Well, my take as a non-AI expert is that it was this paper (transformers) in combination with RLHF that made ChatGPT possible (with the former coming out of Google and the latter, as far as I can tell a bunch of places including DeepMind, OpenAI, etc).

That said, still mind blowing how far ahead Google was (is?) on research, data, compute, and how hard it is to actually novel things with that tech (vs OpenAI which... Just ships things).


> vs OpenAI which... Just ships things).

Sam Altman practicing what he preached at YC for so many years. There's something wholly respectable about someone whose words closely match their actions.

And haven't we all been better for it?


A reminder that there's nothing open about OpenAI. Stable diffusion is open. OpenAI started spewing morality nonsense once they got something they could capitalize on. From supposedly non profit when there was no profit to be made to fake moral high ground, to becoming completely closed.

Hardly "practice what you preach". They may have delivered technologically, but they have completely backtracked on their openess promises.

I ran stable diffusion at home. Never could do the same with anything out of "Open"AI


"nothing open" doesn't fully hold up there: Whisper is a (somewhat ground breaking) model released by OpenAI that you can run on your own hardware.


> Hardly "practice what you preach".

My comment was about Sam Altman doing what he was telling startups to do for many years at YC, ie - ship product and iterat


They are open about their methods and goals, not open source.


Would you mind posting some of the papers (links)? I would love to read them. Thank you.

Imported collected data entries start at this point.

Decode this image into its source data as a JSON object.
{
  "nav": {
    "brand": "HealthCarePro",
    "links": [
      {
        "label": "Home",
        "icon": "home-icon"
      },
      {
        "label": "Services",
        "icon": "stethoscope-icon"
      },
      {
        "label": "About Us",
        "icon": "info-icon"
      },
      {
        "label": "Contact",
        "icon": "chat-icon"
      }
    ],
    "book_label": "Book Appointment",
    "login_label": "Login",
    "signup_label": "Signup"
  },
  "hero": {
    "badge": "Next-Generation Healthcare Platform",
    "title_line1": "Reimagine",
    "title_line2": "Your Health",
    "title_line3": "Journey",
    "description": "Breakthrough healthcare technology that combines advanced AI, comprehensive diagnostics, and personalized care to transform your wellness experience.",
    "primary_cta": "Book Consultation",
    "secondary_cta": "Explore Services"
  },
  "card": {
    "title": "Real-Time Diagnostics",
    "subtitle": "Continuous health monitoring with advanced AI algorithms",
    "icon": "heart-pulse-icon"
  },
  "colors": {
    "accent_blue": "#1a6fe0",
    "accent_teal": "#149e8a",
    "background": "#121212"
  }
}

I heard the Kitchen thing release of their lamda work this week is shockingly bad by comparison. Not good news for those hoping Google had been keeping a pound for pound competitor to OpenAI in their back pocket.


Doesn't Google ship transformer stuff for translation? And some use in the search natural language summary/answer box, or is that hardcoded?


I mean... Plenty of papers did? Might as well just cite the 1986 Hinton backpropagation paper or the 2012 ImageNet paper.


Imagenet was a breakthrough in that they were a large curated dataset which was needed for supervised learning, but modern transformers rely on self-supervision


Weird take, but OK... BERT was arguably the real breakthrough moment, where everything started working.


I would say that BERT was an incremental improvement (as well as many others). But the idea of much more efficient sequence processing was introduced in this exact paper.


Attention is all you need is a classic and the transformer is the foundation. However there were 5 years of further work to get to ChatGPT.


Both ChatGPT and stable diffusion have gone by me because of work. Does anyone have a reading list to get up to speed in these areas?


Read the InstructGPT paper, it’s quite good: https://arxiv.org/abs/2203.02155


IMO you should just start playing with them. Midjourney gave by far the most impressive results with images but I also got bored fast with seeing amazing art.

chatGPT you just have to interact with it and get a feel for its strengths and weakness.


Midjourney provides better results out of the box, with Stable Diffusion you need to know how to use custom models and/or LoRas to get similar or better results, plus Midjourney does not allow you to generate NSFW and thus pornography (as it sometimes does with technology) has pushed SD performance even further; you can look to civitai with its huge collections of models (NSFW images are blurred but I would not suggest opening the site at work).


Ran the PDF through https://labs.kagi.com/ai/sum

"This paper presents the Transformer, a model architecture that relies entirely on an attention mechanism to draw global dependencies between input and output. Experiments on two machine translation tasks show that the Transformer is superior in quality while being more parallelizable and requiring significantly less time to train. On the WMT 2014 English-to-German translation task, the Transformer model achieved a BLEU score of 28.4, improving over the existing best results by over 2 BLEU. On the WMT 2014 English-to-French translation task, the Transformer model achieved a BLEU score of 41.8 after training for 3.5 days on eight GPUs, a small fraction of the training costs of the best models from the literature. The Transformer was also successfully applied to English constituency parsing both with large and limited training data. The Transformer is the first transduction model relying entirely on self-attention to compute representations of its input and output without using sequence-aligned RNNs or convolution."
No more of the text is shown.